É difícil ser complexo num Direito que hoje é ensinado por resumos e de acordo com os editais do último concurso público. Por teimosia, o livro do Professor da UFPR insiste na complexidade. Então muitos o acharão difícil (como se houvesse jeito fácil de formar-se de maneira consistente em alguma coisa!). Compartilhar as dificuldades da área, apresentar o Direito penal na sua visão para adultos e não para fins de entretenimento e carreirismo, vai parecer à pedagogia dos berçários, que hoje infesta as universidades, antididático e pouco prático. Tudo que excede ao exame de ordem da OAB ou à prova do ENAD é, por reforma curricular, excessivo e desproporcional. Nesse sentido, a comentada obra é excessiva e, com suas 697 páginas mais capa dura, difícil de conciliar com o peso da lancheira.

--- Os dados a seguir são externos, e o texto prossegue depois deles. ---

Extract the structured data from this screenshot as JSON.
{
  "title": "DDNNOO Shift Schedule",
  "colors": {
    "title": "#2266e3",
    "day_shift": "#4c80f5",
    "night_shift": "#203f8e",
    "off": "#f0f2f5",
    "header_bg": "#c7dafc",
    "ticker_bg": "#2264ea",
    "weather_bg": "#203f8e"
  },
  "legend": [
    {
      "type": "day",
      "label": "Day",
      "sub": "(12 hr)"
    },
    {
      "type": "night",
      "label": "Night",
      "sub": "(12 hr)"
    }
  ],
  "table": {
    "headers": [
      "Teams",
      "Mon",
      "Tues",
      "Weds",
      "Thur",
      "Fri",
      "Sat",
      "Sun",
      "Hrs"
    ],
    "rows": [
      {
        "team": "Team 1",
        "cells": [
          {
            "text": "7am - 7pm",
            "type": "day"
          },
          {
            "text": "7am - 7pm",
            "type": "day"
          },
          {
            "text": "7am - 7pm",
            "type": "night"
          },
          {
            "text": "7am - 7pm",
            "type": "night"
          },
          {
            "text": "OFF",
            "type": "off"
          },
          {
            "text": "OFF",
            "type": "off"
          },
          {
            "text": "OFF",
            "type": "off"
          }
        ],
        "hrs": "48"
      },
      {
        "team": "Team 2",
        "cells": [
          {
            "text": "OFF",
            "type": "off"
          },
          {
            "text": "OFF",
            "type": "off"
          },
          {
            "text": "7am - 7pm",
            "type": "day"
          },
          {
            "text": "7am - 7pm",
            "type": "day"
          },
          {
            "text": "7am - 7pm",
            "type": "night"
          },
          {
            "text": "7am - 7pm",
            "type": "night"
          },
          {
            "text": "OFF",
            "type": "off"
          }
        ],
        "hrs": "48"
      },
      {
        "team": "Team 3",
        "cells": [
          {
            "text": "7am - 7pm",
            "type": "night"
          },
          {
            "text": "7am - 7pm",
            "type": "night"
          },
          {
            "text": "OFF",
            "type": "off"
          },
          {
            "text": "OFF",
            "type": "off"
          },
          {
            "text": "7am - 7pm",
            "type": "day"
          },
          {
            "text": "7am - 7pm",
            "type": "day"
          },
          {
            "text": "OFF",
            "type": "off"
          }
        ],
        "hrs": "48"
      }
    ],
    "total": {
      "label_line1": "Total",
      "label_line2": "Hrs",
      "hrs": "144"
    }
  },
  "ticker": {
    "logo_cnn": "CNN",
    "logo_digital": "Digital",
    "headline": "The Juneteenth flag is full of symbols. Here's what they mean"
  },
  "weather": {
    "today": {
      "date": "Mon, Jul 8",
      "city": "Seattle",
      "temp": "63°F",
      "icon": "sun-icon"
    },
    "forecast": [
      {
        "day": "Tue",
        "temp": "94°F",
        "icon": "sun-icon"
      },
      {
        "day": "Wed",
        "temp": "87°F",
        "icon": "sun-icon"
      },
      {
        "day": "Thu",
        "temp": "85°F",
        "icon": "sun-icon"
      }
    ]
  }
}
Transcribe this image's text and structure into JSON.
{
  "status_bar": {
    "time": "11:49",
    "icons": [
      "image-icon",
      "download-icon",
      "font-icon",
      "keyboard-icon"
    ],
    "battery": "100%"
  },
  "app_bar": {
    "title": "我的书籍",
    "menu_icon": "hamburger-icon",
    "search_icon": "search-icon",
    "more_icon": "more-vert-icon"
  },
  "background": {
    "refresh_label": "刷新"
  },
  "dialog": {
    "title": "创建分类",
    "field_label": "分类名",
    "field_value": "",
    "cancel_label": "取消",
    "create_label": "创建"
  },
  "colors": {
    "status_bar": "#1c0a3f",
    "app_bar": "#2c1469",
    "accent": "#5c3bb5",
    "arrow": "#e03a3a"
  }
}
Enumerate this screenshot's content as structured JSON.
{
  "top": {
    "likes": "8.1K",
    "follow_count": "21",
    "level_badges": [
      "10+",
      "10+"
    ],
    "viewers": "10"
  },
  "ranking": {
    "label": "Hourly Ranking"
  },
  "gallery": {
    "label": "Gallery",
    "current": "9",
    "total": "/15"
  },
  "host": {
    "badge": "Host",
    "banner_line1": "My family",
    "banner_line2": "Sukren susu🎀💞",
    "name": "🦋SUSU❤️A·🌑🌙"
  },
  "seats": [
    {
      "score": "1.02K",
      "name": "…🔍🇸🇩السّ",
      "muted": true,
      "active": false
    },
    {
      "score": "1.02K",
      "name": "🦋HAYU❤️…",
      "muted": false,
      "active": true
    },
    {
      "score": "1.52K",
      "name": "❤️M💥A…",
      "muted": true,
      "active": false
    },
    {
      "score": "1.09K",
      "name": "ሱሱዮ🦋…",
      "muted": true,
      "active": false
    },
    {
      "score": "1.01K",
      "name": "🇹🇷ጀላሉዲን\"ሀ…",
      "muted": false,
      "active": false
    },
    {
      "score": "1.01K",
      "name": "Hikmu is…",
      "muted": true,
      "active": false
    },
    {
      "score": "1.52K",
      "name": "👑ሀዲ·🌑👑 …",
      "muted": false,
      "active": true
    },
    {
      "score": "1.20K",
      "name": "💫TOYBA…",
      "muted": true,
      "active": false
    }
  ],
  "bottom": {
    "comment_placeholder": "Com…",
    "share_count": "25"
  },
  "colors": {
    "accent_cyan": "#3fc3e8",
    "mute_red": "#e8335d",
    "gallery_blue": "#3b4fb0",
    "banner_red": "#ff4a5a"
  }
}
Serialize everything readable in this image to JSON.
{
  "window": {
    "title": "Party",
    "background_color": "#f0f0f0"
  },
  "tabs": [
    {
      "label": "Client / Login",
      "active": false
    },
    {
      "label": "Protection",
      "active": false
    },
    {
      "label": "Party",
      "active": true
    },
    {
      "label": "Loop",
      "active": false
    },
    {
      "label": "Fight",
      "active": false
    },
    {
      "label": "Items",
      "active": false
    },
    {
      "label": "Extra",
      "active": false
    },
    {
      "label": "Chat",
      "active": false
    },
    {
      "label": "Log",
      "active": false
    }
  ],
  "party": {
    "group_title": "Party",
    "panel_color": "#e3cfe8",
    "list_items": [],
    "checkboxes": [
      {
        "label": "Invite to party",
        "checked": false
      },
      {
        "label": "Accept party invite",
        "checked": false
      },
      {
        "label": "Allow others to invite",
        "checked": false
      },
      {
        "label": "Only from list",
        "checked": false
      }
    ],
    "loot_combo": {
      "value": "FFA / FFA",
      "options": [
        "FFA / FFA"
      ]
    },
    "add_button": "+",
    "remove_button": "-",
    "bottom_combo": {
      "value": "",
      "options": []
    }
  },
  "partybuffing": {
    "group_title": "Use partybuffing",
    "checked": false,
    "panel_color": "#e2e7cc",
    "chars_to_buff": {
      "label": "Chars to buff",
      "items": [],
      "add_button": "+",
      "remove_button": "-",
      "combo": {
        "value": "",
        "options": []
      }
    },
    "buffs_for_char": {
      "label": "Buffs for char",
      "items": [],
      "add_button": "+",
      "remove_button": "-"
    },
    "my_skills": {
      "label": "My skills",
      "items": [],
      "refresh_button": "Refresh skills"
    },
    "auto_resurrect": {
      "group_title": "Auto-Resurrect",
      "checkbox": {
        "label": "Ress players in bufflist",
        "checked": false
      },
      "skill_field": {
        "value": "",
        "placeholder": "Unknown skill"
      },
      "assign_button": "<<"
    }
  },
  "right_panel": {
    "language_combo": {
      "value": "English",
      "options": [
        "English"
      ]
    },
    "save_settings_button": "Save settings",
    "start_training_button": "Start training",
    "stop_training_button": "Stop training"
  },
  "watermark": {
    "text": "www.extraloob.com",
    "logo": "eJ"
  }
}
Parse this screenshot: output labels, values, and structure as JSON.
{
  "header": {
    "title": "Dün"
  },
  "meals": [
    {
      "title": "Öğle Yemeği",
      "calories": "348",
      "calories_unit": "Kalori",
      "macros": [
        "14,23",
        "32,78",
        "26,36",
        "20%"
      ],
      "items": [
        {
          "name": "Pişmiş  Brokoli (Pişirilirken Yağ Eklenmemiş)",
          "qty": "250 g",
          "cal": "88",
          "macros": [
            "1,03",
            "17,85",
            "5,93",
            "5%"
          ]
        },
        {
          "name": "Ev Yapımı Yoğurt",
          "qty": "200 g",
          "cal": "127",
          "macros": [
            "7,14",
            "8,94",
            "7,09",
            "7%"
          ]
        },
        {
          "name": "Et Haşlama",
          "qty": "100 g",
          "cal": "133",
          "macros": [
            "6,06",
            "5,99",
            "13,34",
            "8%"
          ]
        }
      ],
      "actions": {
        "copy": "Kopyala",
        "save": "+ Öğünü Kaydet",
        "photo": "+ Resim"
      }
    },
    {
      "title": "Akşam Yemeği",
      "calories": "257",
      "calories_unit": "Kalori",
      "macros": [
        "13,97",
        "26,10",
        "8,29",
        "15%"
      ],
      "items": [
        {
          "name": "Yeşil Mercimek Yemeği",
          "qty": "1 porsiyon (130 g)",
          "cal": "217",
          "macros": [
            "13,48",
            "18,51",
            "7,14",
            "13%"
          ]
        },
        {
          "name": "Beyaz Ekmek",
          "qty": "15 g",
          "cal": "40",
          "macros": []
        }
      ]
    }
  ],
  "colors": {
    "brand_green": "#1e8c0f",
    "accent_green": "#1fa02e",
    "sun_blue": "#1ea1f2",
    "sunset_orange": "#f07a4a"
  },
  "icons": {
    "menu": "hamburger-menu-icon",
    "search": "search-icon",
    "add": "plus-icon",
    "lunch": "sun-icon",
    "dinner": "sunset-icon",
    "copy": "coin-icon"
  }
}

Não que a obra em comento não permita estudar também para concursos, mas nesse mundo dominado por xizinhos e pela “melhor doutrina” é sempre um risco saber mais do que é pedido. Melhor é optar por aquele manual (muito citado por juízes e tribunais) que ensina o “princípio da consunção” dizendo que, nesse caso, “o peixinho maior come o peixinho menor” (espero que esse exemplo tenha aclarado à referência à lancheira acima).
Dos avanços penais estrangeiros, a obra trouxe (não como um tópico, mas como estrutura) as limitações ao poder de punir postos pelos autores que exigem não apenas dolo, conduta típica, causalidade e resultado para imputar um crime a alguém, - ou apenas conduta imprudente e dano efetivo para punir a título de culpa. Conduta e resultado passam a ser vistos como mediados não apenas pela causalidade física, condição necessária, mas não suficiente da imputação. Para além da causalidade física, exige-se também a ligação indispensável entre o risco, dolosa ou culposamente criado pela conduta do agente, e sua materialização significativa no resultado; não como justaposição temporal, mas como condição indispensável e controlável da eclosão do resultado repudiado pelo direito.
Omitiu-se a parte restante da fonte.